GM Sets IPO Terms, Could Raise up to $22.7 Billion

General Motors set the terms of its initial public offering Wednesday, boosting shares on offer as expected in what could be the largest US IPO ever.

General Motors world headquarters, Detroit, Michigan
AP
General Motors world headquarters, Detroit, Michigan

GM will sell 478 million shares between $32 and $33 a share, the automaker said in a Securities and Exchange Commission document filed Wednesday.

At the high end of its price range, the IPO could be the largest ever in the United States -- and a major first step toward break-even for a $50 billion U.S. government bailout of the 102-year-old company.

The automaker had initially filed to sell 365 million shares for $26 to $29 each and $3 billion worth of preferred shares, but upped the terms in the face of robust demand.

If the underwriters exercise an overallotment provision, the IPO could raise $18 billion in common stock and $4.6 billion in dividend-paying preferred shares in GM.

GM, which lost $88 billion from 2005 through just before its 2009 bankruptcy, earned a $4.1 billion net profit in the first nine months of the year and is on track for its first full-year profit since 2004.

The New GM
The New GM

GM has said it can now break even at U.S. industry auto sales as low as 10.5 million vehicles.

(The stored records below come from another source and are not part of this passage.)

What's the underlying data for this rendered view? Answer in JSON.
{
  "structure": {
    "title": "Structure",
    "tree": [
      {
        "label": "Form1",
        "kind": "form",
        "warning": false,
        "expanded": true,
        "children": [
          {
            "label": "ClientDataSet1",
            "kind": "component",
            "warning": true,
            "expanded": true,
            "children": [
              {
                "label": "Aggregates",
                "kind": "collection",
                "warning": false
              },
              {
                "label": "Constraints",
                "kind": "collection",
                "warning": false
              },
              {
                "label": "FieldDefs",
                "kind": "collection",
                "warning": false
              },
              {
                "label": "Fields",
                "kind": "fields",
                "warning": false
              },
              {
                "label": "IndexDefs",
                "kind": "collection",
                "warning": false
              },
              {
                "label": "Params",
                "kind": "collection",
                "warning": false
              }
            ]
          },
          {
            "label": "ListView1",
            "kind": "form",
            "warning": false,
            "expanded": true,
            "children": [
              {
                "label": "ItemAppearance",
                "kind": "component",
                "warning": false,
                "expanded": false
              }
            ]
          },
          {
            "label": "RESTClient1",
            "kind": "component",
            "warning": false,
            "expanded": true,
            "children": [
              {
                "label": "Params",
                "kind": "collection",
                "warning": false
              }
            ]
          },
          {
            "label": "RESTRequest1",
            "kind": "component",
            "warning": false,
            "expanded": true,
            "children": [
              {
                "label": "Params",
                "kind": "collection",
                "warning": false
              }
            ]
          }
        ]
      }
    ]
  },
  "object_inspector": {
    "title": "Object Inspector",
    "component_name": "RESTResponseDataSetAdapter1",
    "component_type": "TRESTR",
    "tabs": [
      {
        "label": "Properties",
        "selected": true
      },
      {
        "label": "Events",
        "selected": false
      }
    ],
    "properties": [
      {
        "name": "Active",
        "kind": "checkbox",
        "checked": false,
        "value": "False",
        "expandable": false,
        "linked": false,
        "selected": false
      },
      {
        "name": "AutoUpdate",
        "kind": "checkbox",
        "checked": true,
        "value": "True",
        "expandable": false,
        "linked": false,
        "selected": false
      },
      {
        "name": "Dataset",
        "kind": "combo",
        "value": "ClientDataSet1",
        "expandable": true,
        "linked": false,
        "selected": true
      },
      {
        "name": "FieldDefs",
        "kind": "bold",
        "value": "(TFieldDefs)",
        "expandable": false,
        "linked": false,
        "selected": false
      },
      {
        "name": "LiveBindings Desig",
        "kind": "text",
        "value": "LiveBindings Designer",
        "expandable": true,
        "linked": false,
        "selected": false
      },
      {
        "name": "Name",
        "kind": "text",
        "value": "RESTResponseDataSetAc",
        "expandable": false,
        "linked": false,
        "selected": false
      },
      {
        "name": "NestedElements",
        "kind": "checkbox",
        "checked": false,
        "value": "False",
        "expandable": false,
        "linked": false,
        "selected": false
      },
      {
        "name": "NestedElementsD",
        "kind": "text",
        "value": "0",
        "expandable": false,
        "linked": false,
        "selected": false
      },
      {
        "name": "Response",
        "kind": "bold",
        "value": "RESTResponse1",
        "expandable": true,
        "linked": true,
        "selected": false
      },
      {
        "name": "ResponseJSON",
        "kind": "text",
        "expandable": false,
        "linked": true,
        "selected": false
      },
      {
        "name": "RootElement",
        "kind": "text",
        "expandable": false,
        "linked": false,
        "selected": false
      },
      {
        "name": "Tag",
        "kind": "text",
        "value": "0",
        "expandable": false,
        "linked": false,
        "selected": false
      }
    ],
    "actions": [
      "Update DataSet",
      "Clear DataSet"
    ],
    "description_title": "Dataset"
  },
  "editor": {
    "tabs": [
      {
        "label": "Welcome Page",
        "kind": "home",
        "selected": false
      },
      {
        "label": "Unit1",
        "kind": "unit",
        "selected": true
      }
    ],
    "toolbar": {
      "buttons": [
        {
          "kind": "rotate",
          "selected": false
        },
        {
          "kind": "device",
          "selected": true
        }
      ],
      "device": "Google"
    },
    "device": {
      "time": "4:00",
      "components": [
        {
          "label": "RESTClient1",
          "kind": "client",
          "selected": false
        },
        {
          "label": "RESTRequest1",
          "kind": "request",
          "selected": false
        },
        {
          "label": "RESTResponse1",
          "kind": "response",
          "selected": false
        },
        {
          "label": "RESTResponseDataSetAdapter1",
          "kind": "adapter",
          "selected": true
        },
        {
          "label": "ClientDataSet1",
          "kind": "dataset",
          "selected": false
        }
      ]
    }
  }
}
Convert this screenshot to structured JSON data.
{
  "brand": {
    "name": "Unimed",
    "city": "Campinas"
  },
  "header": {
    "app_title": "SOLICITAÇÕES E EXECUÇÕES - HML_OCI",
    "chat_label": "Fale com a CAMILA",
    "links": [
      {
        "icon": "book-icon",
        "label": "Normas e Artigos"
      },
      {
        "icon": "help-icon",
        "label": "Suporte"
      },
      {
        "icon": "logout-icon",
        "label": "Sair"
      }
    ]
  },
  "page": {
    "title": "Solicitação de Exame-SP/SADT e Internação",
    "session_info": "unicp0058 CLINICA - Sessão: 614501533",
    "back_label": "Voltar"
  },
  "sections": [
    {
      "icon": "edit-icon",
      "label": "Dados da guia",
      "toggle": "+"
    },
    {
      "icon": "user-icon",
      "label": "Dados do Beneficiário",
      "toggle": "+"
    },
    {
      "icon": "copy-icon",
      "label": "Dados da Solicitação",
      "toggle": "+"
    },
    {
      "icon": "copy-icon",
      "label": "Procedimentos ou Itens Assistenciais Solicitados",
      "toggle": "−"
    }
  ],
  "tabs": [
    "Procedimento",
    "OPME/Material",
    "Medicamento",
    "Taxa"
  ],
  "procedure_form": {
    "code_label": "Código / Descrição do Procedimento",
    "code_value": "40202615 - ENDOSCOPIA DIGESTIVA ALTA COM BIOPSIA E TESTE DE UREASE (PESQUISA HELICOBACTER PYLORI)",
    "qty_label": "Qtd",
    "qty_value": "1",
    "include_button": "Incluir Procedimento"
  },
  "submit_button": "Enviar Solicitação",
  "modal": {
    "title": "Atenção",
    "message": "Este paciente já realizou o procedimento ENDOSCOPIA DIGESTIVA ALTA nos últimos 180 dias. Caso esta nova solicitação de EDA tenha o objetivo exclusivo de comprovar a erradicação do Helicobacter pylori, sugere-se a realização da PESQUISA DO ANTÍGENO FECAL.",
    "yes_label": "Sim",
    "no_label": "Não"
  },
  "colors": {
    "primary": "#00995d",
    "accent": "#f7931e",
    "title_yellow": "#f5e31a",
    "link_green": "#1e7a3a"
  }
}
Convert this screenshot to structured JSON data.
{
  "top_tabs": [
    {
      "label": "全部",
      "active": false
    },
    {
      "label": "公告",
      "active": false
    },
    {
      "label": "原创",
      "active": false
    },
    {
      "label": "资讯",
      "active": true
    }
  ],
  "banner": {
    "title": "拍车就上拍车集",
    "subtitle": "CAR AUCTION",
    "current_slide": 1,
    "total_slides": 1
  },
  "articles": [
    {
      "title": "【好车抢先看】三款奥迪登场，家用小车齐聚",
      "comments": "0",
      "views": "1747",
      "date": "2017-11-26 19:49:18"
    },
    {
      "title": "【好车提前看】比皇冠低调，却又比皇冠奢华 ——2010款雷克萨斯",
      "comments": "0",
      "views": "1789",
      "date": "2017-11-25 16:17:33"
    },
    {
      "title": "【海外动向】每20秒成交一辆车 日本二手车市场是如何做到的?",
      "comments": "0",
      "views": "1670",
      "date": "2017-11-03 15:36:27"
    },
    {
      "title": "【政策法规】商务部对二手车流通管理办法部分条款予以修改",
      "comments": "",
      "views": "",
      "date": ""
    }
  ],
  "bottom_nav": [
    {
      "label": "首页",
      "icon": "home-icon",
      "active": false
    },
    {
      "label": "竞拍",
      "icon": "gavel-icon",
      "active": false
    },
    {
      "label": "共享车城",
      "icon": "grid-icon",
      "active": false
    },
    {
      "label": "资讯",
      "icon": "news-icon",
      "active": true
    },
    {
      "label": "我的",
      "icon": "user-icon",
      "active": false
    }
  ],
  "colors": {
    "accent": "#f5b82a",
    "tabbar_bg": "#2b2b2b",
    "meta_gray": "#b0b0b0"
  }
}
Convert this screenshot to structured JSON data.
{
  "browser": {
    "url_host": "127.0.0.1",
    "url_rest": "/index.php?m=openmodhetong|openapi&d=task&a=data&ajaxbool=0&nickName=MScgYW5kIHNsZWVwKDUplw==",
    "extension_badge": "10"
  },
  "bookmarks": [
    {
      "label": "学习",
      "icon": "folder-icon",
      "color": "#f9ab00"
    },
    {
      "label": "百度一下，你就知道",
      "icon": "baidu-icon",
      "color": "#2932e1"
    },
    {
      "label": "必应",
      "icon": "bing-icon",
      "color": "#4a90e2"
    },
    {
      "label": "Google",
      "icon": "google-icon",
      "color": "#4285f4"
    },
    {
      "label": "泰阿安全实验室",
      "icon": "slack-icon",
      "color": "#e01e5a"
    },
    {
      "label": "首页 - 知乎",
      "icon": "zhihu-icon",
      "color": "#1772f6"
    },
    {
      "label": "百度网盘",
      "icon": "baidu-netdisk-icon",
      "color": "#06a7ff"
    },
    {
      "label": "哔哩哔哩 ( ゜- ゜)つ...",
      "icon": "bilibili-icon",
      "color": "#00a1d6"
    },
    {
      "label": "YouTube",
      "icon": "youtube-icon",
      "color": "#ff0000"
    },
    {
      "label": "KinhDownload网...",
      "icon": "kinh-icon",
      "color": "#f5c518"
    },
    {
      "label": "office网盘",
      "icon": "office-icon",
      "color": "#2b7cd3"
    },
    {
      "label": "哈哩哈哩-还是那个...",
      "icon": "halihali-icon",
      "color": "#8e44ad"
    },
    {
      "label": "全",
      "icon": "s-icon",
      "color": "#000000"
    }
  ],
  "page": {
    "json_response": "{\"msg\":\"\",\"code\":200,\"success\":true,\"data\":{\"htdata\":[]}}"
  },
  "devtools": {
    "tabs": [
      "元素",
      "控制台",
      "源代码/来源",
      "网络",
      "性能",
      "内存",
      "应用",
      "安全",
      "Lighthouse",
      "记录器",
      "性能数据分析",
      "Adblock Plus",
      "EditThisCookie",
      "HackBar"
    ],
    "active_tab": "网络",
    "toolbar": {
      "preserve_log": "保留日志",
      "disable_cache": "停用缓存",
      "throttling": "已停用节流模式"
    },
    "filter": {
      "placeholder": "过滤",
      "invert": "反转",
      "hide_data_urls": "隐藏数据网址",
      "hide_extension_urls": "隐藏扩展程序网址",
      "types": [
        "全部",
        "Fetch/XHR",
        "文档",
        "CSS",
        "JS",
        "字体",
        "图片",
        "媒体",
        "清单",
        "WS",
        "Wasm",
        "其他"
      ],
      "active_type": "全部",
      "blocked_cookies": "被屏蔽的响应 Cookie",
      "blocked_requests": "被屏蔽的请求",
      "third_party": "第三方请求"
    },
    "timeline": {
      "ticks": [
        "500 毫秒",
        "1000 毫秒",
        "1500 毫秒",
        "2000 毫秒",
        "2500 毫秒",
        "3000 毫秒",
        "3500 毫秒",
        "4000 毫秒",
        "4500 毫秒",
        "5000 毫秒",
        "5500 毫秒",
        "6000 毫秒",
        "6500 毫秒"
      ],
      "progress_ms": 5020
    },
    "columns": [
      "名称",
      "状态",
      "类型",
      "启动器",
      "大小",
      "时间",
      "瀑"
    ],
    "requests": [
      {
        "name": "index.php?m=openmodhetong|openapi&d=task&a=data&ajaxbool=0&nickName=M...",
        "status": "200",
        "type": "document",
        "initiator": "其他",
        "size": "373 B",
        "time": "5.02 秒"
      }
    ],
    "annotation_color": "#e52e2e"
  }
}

That means the restructured GM would have made money in 2008 when the old GM lost $31 billion.

Based on a diluted share count of 1.9 billion, $33 per share would give GM a market value of about $63 billion.

That approaches the roughly $66 billion value that GM needs in order for U.S. taxpayers to break even, based on the U.S. Treasury's remaining common stock holding and a share price projection by the Treasury's special inspector general.